Food52 Review: We love the lacy, tangled appearance of these deep golden latkes. The mix of sweet potato, unpeeled Russets and parsnip keeps the pancakes from being stodgy, and the fennel and fresh ginger tickle your tongue in the most pleasant of ways. It may seem like Sagegreen calls for an awful lot of flour, but there's no trace of that raw flour taste once these guys are fried. These latkes are great with sour cream and applesauce, but they're also pretty addictive with nothing more than a shower of fine sea salt. - A&MThe Editors

Serves 4-6

  • 1 sweet potato, pared (about 1 cup)
  • 1 parsnip, pared (about 1/2 cup)
  • 1 yellow onion (@1/2 cup)
  • 2-3 russet potatoes (or yukon gold) (@2 cups)
  • 1 inch fresh ginger, peeled and grated (@1 oz)
  • 1 teaspoon kosher salt
  • 1/2 teaspoon fresh milled ground fennel seed
  • 1/2 teaspoon fresh milled black pepper
  • 2 eggs, beaten
  • 3 ounces flour
  • peanut or other high smoke point oil
  • homemade applesauce for serving
  • sour cream, fage, or creme fraiche for serving
  1. Hand grate the sweet potato, onion, and parsnip using the large holes into a large bowl first. I think hand grating is the only way to go for these.
  2. Wash and scrub the russet potatoes very well, leaving the skins on. Remove any imperfections. Grate these last into the bowl with the other vegetables. Add the salt, pepper, fennel, and ginger.
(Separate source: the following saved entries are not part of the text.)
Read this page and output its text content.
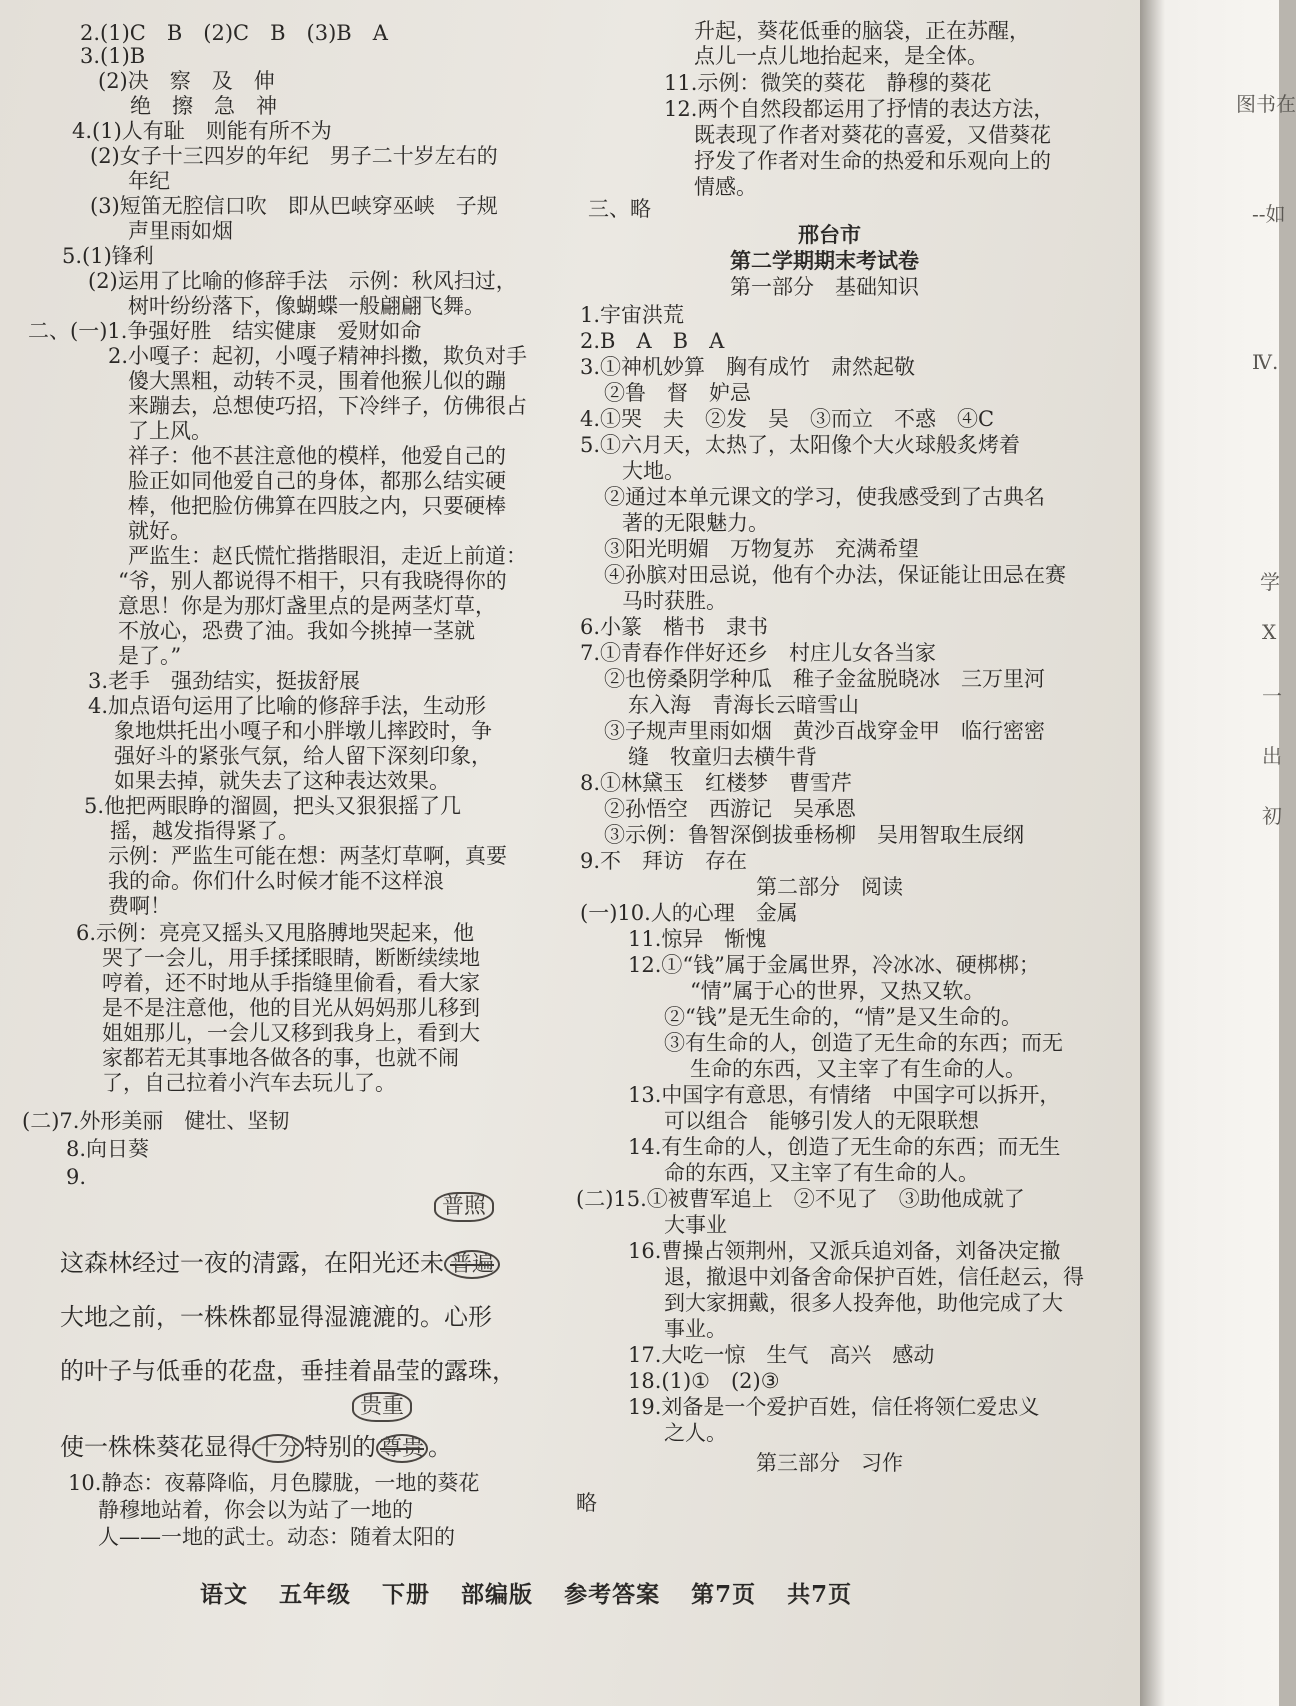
2.(1)C　B　(2)C　B　(3)B　A
3.(1)B
(2)决　察　及　伸
绝　擦　急　神
4.(1)人有耻　则能有所不为
(2)女子十三四岁的年纪　男子二十岁左右的
年纪
(3)短笛无腔信口吹　即从巴峡穿巫峡　子规
声里雨如烟
5.(1)锋利
(2)运用了比喻的修辞手法　示例：秋风扫过，
树叶纷纷落下，像蝴蝶一般翩翩飞舞。
二、(一)1.争强好胜　结实健康　爱财如命
2.小嘎子：起初，小嘎子精神抖擞，欺负对手
傻大黑粗，动转不灵，围着他猴儿似的蹦
来蹦去，总想使巧招，下冷绊子，仿佛很占
了上风。
祥子：他不甚注意他的模样，他爱自己的
脸正如同他爱自己的身体，都那么结实硬
棒，他把脸仿佛算在四肢之内，只要硬棒
就好。
严监生：赵氏慌忙揩揩眼泪，走近上前道：
“爷，别人都说得不相干，只有我晓得你的
意思！你是为那灯盏里点的是两茎灯草，
不放心，恐费了油。我如今挑掉一茎就
是了。”
3.老手　强劲结实，挺拔舒展
4.加点语句运用了比喻的修辞手法，生动形
象地烘托出小嘎子和小胖墩儿摔跤时，争
强好斗的紧张气氛，给人留下深刻印象，
如果去掉，就失去了这种表达效果。
5.他把两眼睁的溜圆，把头又狠狠摇了几
摇，越发指得紧了。
示例：严监生可能在想：两茎灯草啊，真要
我的命。你们什么时候才能不这样浪
费啊！
6.示例：亮亮又摇头又甩胳膊地哭起来，他
哭了一会儿，用手揉揉眼睛，断断续续地
哼着，还不时地从手指缝里偷看，看大家
是不是注意他，他的目光从妈妈那儿移到
姐姐那儿，一会儿又移到我身上，看到大
家都若无其事地各做各的事，也就不闹
了，自己拉着小汽车去玩儿了。
(二)7.外形美丽　健壮、坚韧
8.向日葵
9.
普照
这森林经过一夜的清露，在阳光还未 普遍
大地之前，一株株都显得湿漉漉的。心形
的叶子与低垂的花盘，垂挂着晶莹的露珠，
贵重
使一株株葵花显得 十分 特别的 尊贵 。
10.静态：夜幕降临，月色朦胧，一地的葵花
静穆地站着，你会以为站了一地的
人——一地的武士。动态：随着太阳的
升起，葵花低垂的脑袋，正在苏醒，
点儿一点儿地抬起来，是全体。
11.示例：微笑的葵花　静穆的葵花
12.两个自然段都运用了抒情的表达方法，
既表现了作者对葵花的喜爱，又借葵花
抒发了作者对生命的热爱和乐观向上的
情感。
三、略
邢台市
第二学期期末考试卷
第一部分　基础知识
1.宇宙洪荒
2.B　A　B　A
3.①神机妙算　胸有成竹　肃然起敬
②鲁　督　妒忌
4.①哭　夫　②发　吴　③而立　不惑　④C
5.①六月天，太热了，太阳像个大火球般炙烤着
大地。
②通过本单元课文的学习，使我感受到了古典名
著的无限魅力。
③阳光明媚　万物复苏　充满希望
④孙膑对田忌说，他有个办法，保证能让田忌在赛
马时获胜。
6.小篆　楷书　隶书
7.①青春作伴好还乡　村庄儿女各当家
②也傍桑阴学种瓜　稚子金盆脱晓冰　三万里河
东入海　青海长云暗雪山
③子规声里雨如烟　黄沙百战穿金甲　临行密密
缝　牧童归去横牛背
8.①林黛玉　红楼梦　曹雪芹
②孙悟空　西游记　吴承恩
③示例：鲁智深倒拔垂杨柳　吴用智取生辰纲
9.不　拜访　存在
第二部分　阅读
(一)10.人的心理　金属
11.惊异　惭愧
12.①“钱”属于金属世界，冷冰冰、硬梆梆；
“情”属于心的世界，又热又软。
②“钱”是无生命的，“情”是又生命的。
③有生命的人，创造了无生命的东西；而无
生命的东西，又主宰了有生命的人。
13.中国字有意思，有情绪　中国字可以拆开，
可以组合　能够引发人的无限联想
14.有生命的人，创造了无生命的东西；而无生
命的东西，又主宰了有生命的人。
(二)15.①被曹军追上　②不见了　③助他成就了
大事业
16.曹操占领荆州，又派兵追刘备，刘备决定撤
退，撤退中刘备舍命保护百姓，信任赵云，得
到大家拥戴，很多人投奔他，助他完成了大
事业。
17.大吃一惊　生气　高兴　感动
18.(1)①　(2)③
19.刘备是一个爱护百姓，信任将领仁爱忠义
之人。
第三部分　习作
略
语文 五年级 下册 部编版 参考答案 第7页 共7页
图书在
--如
Ⅳ.
学
X
一
出
初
Let rest a few minutes.
  3. Using a colander (or cheesecloth if you prefer) wring all the excess moisture from the mix. Repeat, then return to the bowl. You can also squeeze handfuls of the mix in your hands to help.
  4. Mix in the beaten eggs and flour.
  5. Generously coat the bottom of a heavy pan with peanut oil (or other suitable oil). The oil need not be deeper than 1/8 inch, if even that. If you prefer thicker latkes, then you might have up to1/4 inch oil. Heat to medium high until a drop of liquid would sizzle in the pan.
  6. Working in small batches ladle the mix to the heated pan to form 5-7 latkes with about a 3 inch diameter and about a 1/4 inch thickness after pressing down gently on the mix with a spatula. Fry each one on one side until golden brown, then flip and cook the other side until golden. Try to keep the depth of oil as low as possible, but make sure the vegetables cook through- soft on the inside, crunchy on the outside. Drain on paper towels. You should have 15-20 latkes from this recipe.
  7. Serve warm with generous dollops of sour cream and preferably homemade heirloom applesauce.